Lou: When I go to a religious bookstore and ask for a Bible, I notice Bibles that are advertised as helping me with a lot of explanatory notes. What about that kind of thing? Can that be useful?
Graham: Some are helpful and some are not. The notes certainly aren’t inspired. The headings aren’t either. That’s true even when the heading in the Song of Solomon says, “Christ’s Love for the Church.” That’s an old tradition, but it’s not inspired. For another example, there’s an extraordinary note in one printing of the Matthew’s Bible (around 1549) to Peter’s comment that wives should obey their husbands in all things (1 Pet 3:1). In the margin of this Bible, which has lots of helpful notes, it says, “Yet it is the duty of the husband to beat the fear of the Lord into his wife, that she may learn to obey.” Comments like this leave me in favor of having the text pure and unadulterated, so I can make up my own mind. There are also many Bibles with helpful margins, so long as you realize they do not come with the same inspiration, and you read them carefully.
Lou: Does your church, the Seventh-day Adventist church, have an official version?
Graham: I think some have rather wished so. But it speaks well of our worldwide outlook that we don’t limit ourselves to an official version. We wish to share the picture of God with every person under Heaven, in all the languages of earth. So how can we have one official translation? There’s only one thing that could be official, and that’s the original: The Hebrew, the Aramaic, and the Greek, from which all translations ultimately come. But we’re prepared to go to the world using any version, any translation. And that’s why I like to relax when I’m in someone else’s home and say, “Which Bible do you have there? Let’s use yours.”

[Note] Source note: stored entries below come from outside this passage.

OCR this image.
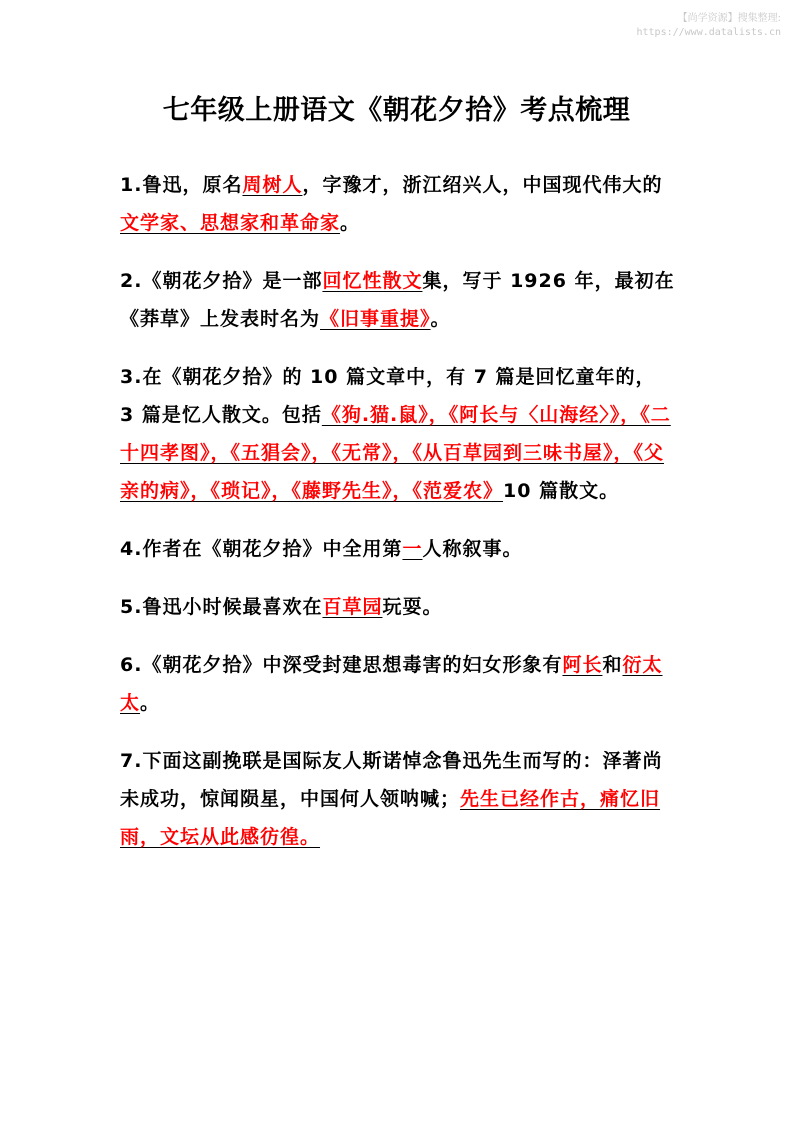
【尚学资源】搜集整理:
https://www.datalists.cn
七年级上册语文《朝花夕拾》考点梳理
1.鲁迅，原名周树人，字豫才，浙江绍兴人，中国现代伟大的文学家、思想家和革命家。
2.《朝花夕拾》是一部回忆性散文集，写于 1926 年，最初在《莽草》上发表时名为《旧事重提》。
3.在《朝花夕拾》的 10 篇文章中，有 7 篇是回忆童年的， 3 篇是忆人散文。包括《狗.猫.鼠》，《阿长与〈山海经〉》，《二十四孝图》，《五猖会》，《无常》，《从百草园到三味书屋》，《父亲的病》，《琐记》，《藤野先生》，《范爱农》10 篇散文。
4.作者在《朝花夕拾》中全用第一人称叙事。
5.鲁迅小时候最喜欢在百草园玩耍。
6.《朝花夕拾》中深受封建思想毒害的妇女形象有阿长和衍太太。
7.下面这副挽联是国际友人斯诺悼念鲁迅先生而写的：泽著尚未成功，惊闻陨星，中国何人领呐喊；先生已经作古，痛忆旧雨，文坛从此感彷徨。
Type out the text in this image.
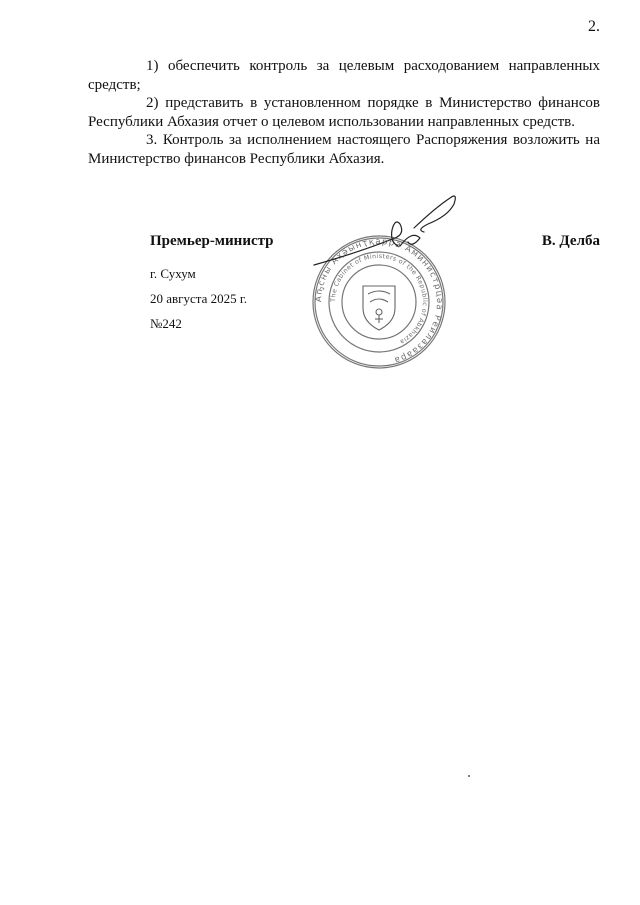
2.

1) обеспечить контроль за целевым расходованием направленных средств;

2) представить в установленном порядке в Министерство финансов Республики Абхазия отчет о целевом использовании направленных средств.

3. Контроль за исполнением настоящего Распоряжения возложить на Министерство финансов Республики Абхазия.

Премьер-министр	В. Делба
г. Сухум
20 августа 2025 г.
№242
Аҧсны Аҳәынҭқарра Аминистрцәа Реилазаара
The Cabinet of Ministers of the Republic of Abkhazia
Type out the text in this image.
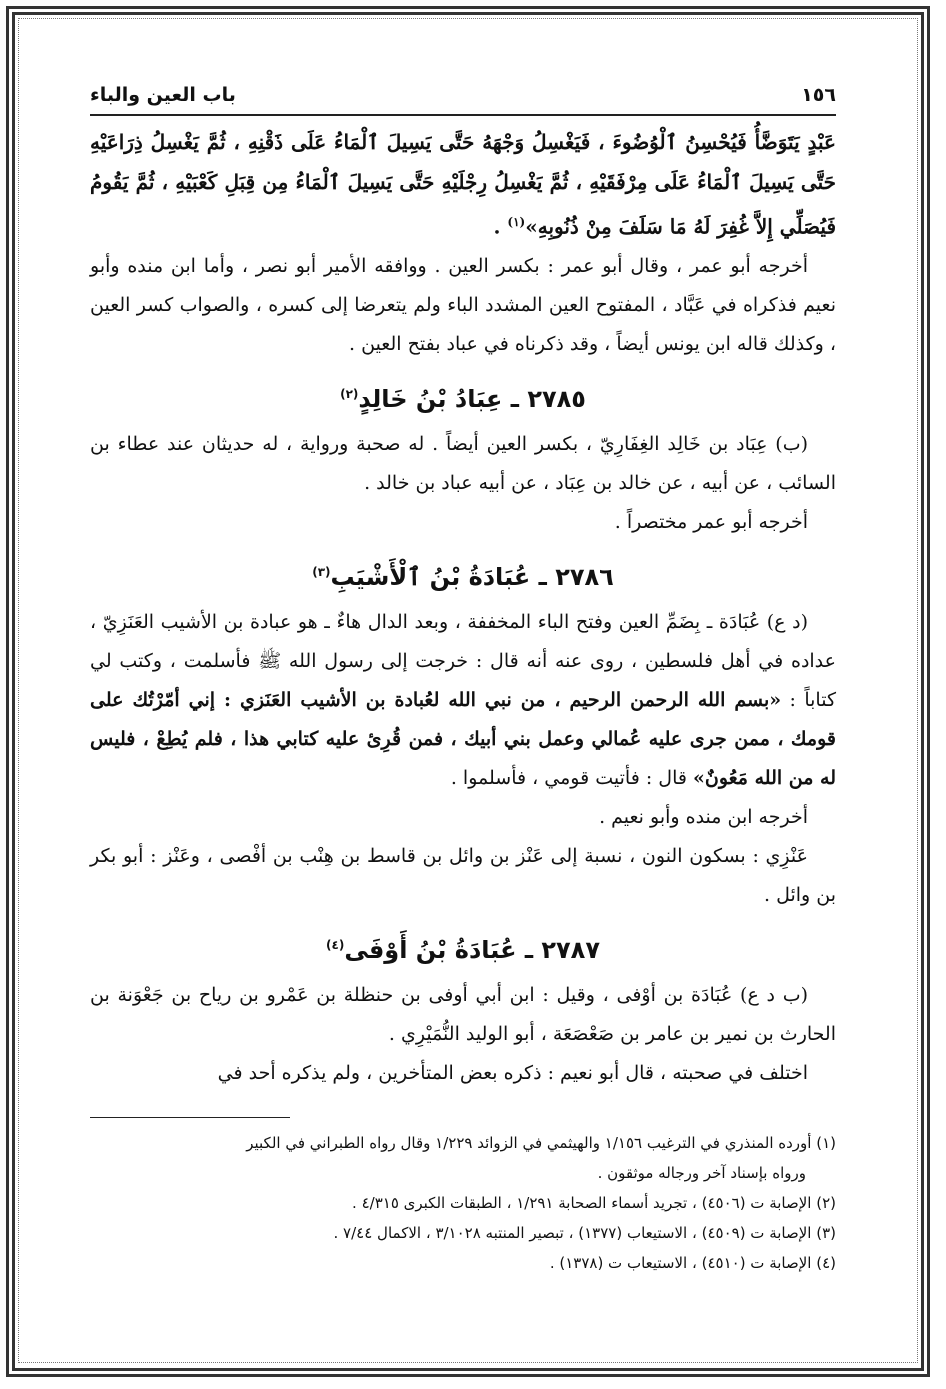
١٥٦
باب العين والباء

عَبْدٍ يَتَوَضَّأُ فَيُحْسِنُ ٱلْوُضُوءَ ، فَيَغْسِلُ وَجْهَهُ حَتَّى يَسِيلَ ٱلْمَاءُ عَلَى ذَقْنِهِ ، ثُمَّ يَغْسِلُ ذِرَاعَيْهِ حَتَّى يَسِيلَ ٱلْمَاءُ عَلَى مِرْفَقَيْهِ ، ثُمَّ يَغْسِلُ رِجْلَيْهِ حَتَّى يَسِيلَ ٱلْمَاءُ مِن قِبَلِ كَعْبَيْهِ ، ثُمَّ يَقُومُ فَيُصَلِّي إِلاَّ غُفِرَ لَهُ مَا سَلَفَ مِنْ ذُنُوبِهِ»$^{(١)}$ .

أخرجه أبو عمر ، وقال أبو عمر : بكسر العين . ووافقه الأمير أبو نصر ، وأما ابن منده وأبو نعيم فذكراه في عَبَّاد ، المفتوح العين المشدد الباء ولم يتعرضا إلى كسره ، والصواب كسر العين ، وكذلك قاله ابن يونس أيضاً ، وقد ذكرناه في عباد بفتح العين .

٢٧٨٥ ـ عِبَادُ بْنُ خَالِدٍ$^{(٢)}$

(ب) عِبَاد بن خَالِد الغِفَارِيّ ، بكسر العين أيضاً . له صحبة ورواية ، له حديثان عند عطاء بن السائب ، عن أبيه ، عن خالد بن عِبَاد ، عن أبيه عباد بن خالد .

أخرجه أبو عمر مختصراً .

٢٧٨٦ ـ عُبَادَةُ بْنُ ٱلْأَشْيَبِ$^{(٣)}$

(د ع) عُبَادَة ـ بِضَمِّ العين وفتح الباء المخففة ، وبعد الدال هاءٌ ـ هو عبادة بن الأشيب العَنَزِيّ ، عداده في أهل فلسطين ، روى عنه أنه قال : خرجت إلى رسول الله ﷺ فأسلمت ، وكتب لي كتاباً : «بسم الله الرحمن الرحيم ، من نبي الله لعُبادة بن الأشيب العَنَزي : إني أمّرْتُك على قومك ، ممن جرى عليه عُمالي وعمل بني أبيك ، فمن قُرِئ عليه كتابي هذا ، فلم يُطِعْ ، فليس له من الله مَعُونٌ» قال : فأتيت قومي ، فأسلموا .

أخرجه ابن منده وأبو نعيم .

عَنْزِي : بسكون النون ، نسبة إلى عَنْز بن وائل بن قاسط بن هِنْب بن أفْصى ، وعَنْز : أبو بكر بن وائل .

٢٧٨٧ ـ عُبَادَةُ بْنُ أَوْفَى$^{(٤)}$

(ب د ع) عُبَادَة بن أوْفى ، وقيل : ابن أبي أوفى بن حنظلة بن عَمْرو بن رياح بن جَعْوَنة بن الحارث بن نمير بن عامر بن صَعْصَعَة ، أبو الوليد النُّمَيْرِي .

اختلف في صحبته ، قال أبو نعيم : ذكره بعض المتأخرين ، ولم يذكره أحد في

(١) أورده المنذري في الترغيب ١/١٥٦ والهيثمي في الزوائد ١/٢٢٩ وقال رواه الطبراني في الكبير
ورواه بإسناد آخر ورجاله موثقون .
(٢) الإصابة ت (٤٥٠٦) ، تجريد أسماء الصحابة ١/٢٩١ ، الطبقات الكبرى ٤/٣١٥ .
(٣) الإصابة ت (٤٥٠٩) ، الاستيعاب (١٣٧٧) ، تبصير المنتبه ٣/١٠٢٨ ، الاكمال ٧/٤٤ .
(٤) الإصابة ت (٤٥١٠) ، الاستيعاب ت (١٣٧٨) .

Lou: That leads to another question. If I heard you rightly, we do not have any of the original words that the prophet Isaiah wrote, for example. We have copies of an earlier copy. And in these manuscripts there are a number of variations. In other words, a particular manuscript may add a word, leave one out, or use a completely different word. Are there any Christian beliefs, such as the picture of God, that are affected by these variations?
Graham: It’s very interesting to look through all of them and see how relatively few issues there are and then look at some of the most colorful ones. Since you mentioned it, let me pick an illustration that affects the number one Christian belief, the picture of God. John 5:3, 4, in the King James Bible, describes a large crowd of sick people gathered at the pool of Bethesda. It had five porches, and every once in a while the water would move. Now what caused the water to move?
The way the story is told here, God would look out over the parapets of Heaven, see the crowd there, call over His angels and say, “It’s worth going down again. Go down and stir up the water. And remember, first one in is healed.” And this went on for years and years and years. Can you imagine an angel saying to God, “God, we’ve been watching a man there struggling for thirty-three years to get in, and we angels are so sorry for him; could we bend the rule this once and heal him? Because there’s no way he’s going to get in.” And God says, “You know I never change. First one in is healed.”
I never did like that story. And I was so relieved to start learning Greek in 1938 and discover that the idea that an angel stirred the water is a legend that crept in later on. The older manuscripts simply say, “the water moved,” without any explanation. Superstitious readers probably assumed that an angel did it. More likely, it was drainage from the temple area, a spring, or an intermittent underground stream. In any case, that legend eventually crept into the text.
Look in the early manuscripts and you have a magnificent story there. The real truth was that on a Saturday afternoon God walked by. And the paralyzed man looked up and saw the kindest face he had ever seen. And the kind face said, “Would you like to be well?” And he said, “I surely would.” And that kind face did not berate the man for squandering his health in youthful self-indulgence. He simply said, “Then pick up your little mat and go home, and you will be well.” That’s the real picture of God.
Lou: So the angel story actually appears in a manuscript?
Graham: Quite a few, but later on.
Lou: Does that mean our more recent versions, which have taken manuscript study quite seriously, would be more reliable?
Graham: They tend to be based on the early manuscripts, which we didn’t know about at the time the King James was translated. But there isn’t a long list of these strange variations. I picked out a more colorful one. There are very few. And we could get along without every one of them. One that might seem helpful is the Trinity text in 1 John 5:7, 8 (KJV) that has no support at all in the manuscripts. But I never did think it was the best way to support the Trinity anyway. You can do that from the Gospel of John and elsewhere much better. So we don’t lose anything by going back and comparing all these hundreds and thousands of manuscripts. By looking at the evidence as a whole, there is less danger of distortion.